If you're running this and want to spawn a cluster of SPOT instances and in the slim chance that you don't have the service-linked-role for creating SPOT instances (e.g. because you don't have access to a root user), you should do:

aws iam create-service-linked-role --aws-service-name spot.amazonaws.com
zahababu commented 1 year ago

Maybe we can post this to the docs somewhere?

is there a good beginner guide of ray

Michalos88 commented 9 months ago

This should be put somewhere in docs. I find the default permissions too open for a production setting.

Mystorius commented 9 months ago

Hey, I am facing a problem with the above mentioned guide.

If i provide the following configuration for my worker nodes, once the ray up config.yaml --yes command is done, then I attached to the cluster I get the error: ray.worker.default: UnauthorizedOperation However the role I used to authenticate with AWS has AdministratorAcess.

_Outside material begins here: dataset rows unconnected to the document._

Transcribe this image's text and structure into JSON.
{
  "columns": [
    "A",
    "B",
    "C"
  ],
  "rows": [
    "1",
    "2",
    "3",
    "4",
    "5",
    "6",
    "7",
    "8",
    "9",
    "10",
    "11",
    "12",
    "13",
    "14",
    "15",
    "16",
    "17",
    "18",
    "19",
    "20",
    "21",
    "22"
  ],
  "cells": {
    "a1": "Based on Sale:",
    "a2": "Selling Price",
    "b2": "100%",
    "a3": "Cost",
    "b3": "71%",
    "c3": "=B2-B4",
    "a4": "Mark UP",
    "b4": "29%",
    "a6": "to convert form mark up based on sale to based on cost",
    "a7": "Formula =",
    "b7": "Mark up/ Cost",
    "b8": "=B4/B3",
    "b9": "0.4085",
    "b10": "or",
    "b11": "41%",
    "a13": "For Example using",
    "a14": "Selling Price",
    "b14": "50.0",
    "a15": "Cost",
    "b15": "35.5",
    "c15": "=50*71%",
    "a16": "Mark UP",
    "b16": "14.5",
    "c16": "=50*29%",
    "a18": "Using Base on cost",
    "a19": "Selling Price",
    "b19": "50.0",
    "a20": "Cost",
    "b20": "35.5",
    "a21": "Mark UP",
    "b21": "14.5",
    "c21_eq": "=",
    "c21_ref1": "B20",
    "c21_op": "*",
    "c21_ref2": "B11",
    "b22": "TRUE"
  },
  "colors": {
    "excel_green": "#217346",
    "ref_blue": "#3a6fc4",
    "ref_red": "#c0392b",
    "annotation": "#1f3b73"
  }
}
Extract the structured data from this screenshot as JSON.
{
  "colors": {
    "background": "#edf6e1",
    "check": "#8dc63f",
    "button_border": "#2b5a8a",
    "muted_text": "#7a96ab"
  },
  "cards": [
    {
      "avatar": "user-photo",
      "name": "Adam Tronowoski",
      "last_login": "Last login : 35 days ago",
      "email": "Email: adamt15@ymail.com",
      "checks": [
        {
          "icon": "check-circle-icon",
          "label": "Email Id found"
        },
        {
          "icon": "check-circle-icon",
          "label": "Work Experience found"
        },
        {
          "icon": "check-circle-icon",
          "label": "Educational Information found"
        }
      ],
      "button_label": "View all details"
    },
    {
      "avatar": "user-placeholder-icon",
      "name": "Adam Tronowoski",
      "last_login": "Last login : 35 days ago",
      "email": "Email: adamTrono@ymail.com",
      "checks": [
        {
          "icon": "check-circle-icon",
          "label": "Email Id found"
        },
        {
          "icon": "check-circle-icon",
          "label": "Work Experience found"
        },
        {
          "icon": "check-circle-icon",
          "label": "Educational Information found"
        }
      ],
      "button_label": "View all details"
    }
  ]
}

node_config: InstanceType: t3.micro IamInstanceProfile: Arn: arn:aws:iam::OURAWSID:instance-profile/ray-worker-v1

However for the head node, everything works fine. IamInstanceProfile: Arn: arn:aws:iam::OURAWSID:instance-profile/ray-head-v1

If i do not provide any Arn configuration to the worker node, the cluster also starts without any problems. However all created worker nodes have no IAM role attached to it. If I look at the Worker-Node EC2 instance, under "IAM Role" I get no attached role therefore my worker nodes are not able to access my S3 storage for example.

Does anyone have an Idea why the config is not working?

PS: The only workaround is to manually set the IAM role on the worker using the EC2 portal i.e. Actions -> Security -> Modify IAM role -> select ray-worker-v1 but that is not really a viable solution.

ronaldo-valente-sgpiu commented 4 months ago

Is there a similar solution for Fargate PODs, especially when the RayCluster is being automatically created by a RayJob yaml?